Avant même que la députée ne planche sur de nouvelles modalités de tarification des services d’aide à domicile, l’ADF et le « Collectif des 16 » ainsi que l’IGAS ont fait des propositions de réforme en la matière (3), dont certaines sont aujourd’hui expérimentées. Au travers des auditions qu’elle a menées, Bérengère Poletti relève nombre de difficultés que pourraient induire leurs modèles de tarification. Mais, ce sont les expérimentations de l’ADF qui suscitent le plus d’inquiétudes parmi les conseils généraux, les services et même les bénéficiaires.
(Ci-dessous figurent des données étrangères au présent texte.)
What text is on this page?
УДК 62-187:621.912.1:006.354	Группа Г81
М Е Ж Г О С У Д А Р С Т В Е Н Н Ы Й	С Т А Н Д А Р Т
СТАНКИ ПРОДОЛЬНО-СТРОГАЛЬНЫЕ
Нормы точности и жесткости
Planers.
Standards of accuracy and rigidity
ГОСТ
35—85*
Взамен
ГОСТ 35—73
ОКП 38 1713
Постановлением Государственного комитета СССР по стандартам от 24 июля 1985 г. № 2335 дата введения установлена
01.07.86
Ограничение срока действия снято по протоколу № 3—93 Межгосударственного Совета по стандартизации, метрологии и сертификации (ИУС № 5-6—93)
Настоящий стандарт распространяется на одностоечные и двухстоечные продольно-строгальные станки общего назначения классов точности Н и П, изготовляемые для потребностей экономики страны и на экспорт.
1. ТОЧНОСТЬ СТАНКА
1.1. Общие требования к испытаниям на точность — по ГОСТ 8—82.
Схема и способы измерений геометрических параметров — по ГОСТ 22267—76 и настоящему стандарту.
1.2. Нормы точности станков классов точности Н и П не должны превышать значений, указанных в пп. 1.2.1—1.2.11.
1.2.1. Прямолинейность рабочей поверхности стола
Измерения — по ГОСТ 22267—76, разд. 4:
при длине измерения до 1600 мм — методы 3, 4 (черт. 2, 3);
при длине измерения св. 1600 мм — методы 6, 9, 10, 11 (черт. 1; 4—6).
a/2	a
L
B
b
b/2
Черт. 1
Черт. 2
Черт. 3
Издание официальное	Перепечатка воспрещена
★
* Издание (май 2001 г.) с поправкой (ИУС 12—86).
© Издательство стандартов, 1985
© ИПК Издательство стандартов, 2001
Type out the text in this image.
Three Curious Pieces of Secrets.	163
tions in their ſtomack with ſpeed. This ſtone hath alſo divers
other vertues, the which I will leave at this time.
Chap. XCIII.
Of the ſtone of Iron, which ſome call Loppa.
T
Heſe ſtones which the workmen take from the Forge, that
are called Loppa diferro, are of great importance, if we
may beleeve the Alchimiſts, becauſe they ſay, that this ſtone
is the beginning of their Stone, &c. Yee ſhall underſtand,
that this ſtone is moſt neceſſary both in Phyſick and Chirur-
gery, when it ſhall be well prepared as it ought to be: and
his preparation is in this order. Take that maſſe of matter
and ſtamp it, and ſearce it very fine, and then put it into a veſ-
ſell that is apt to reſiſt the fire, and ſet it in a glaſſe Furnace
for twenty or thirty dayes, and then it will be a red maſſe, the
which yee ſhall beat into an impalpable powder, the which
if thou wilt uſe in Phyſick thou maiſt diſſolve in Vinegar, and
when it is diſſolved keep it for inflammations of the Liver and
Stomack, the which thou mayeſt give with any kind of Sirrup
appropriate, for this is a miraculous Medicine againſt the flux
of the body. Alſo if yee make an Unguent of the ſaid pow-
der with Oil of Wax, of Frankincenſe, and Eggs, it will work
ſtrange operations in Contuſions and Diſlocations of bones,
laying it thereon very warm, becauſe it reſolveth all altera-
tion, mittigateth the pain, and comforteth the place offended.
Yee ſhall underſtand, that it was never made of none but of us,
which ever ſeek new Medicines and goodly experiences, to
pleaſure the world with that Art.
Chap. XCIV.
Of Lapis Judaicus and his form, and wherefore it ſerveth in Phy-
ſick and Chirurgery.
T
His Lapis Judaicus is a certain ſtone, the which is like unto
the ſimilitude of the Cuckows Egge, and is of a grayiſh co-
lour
Au centre des préoccupations, la fixation des objectifs des services d’aide à domicile en fonction des moyens alloués, sous forme de forfait global de financement. Un modèle qui comporte un « risque majeur d’opacité non seulement en termes de contrôle d’effectivité du service rendu aux usagers mais également pour les usagers eux-mêmes qui seraient beaucoup moins en mesure de suivre leur plan d’aide », expliquent les conseils généraux. De leur côté, les services estiment que le forfait global de financement pourrait être « synonyme de report de la gestion de la pénurie des moyens financiers sur leur structure (faire mieux avec un budget contraint) » et « synonyme de risque financier si la valeur du point permettant de valoriser les ressources financières n’est pas fixée sur des critères objectifs ».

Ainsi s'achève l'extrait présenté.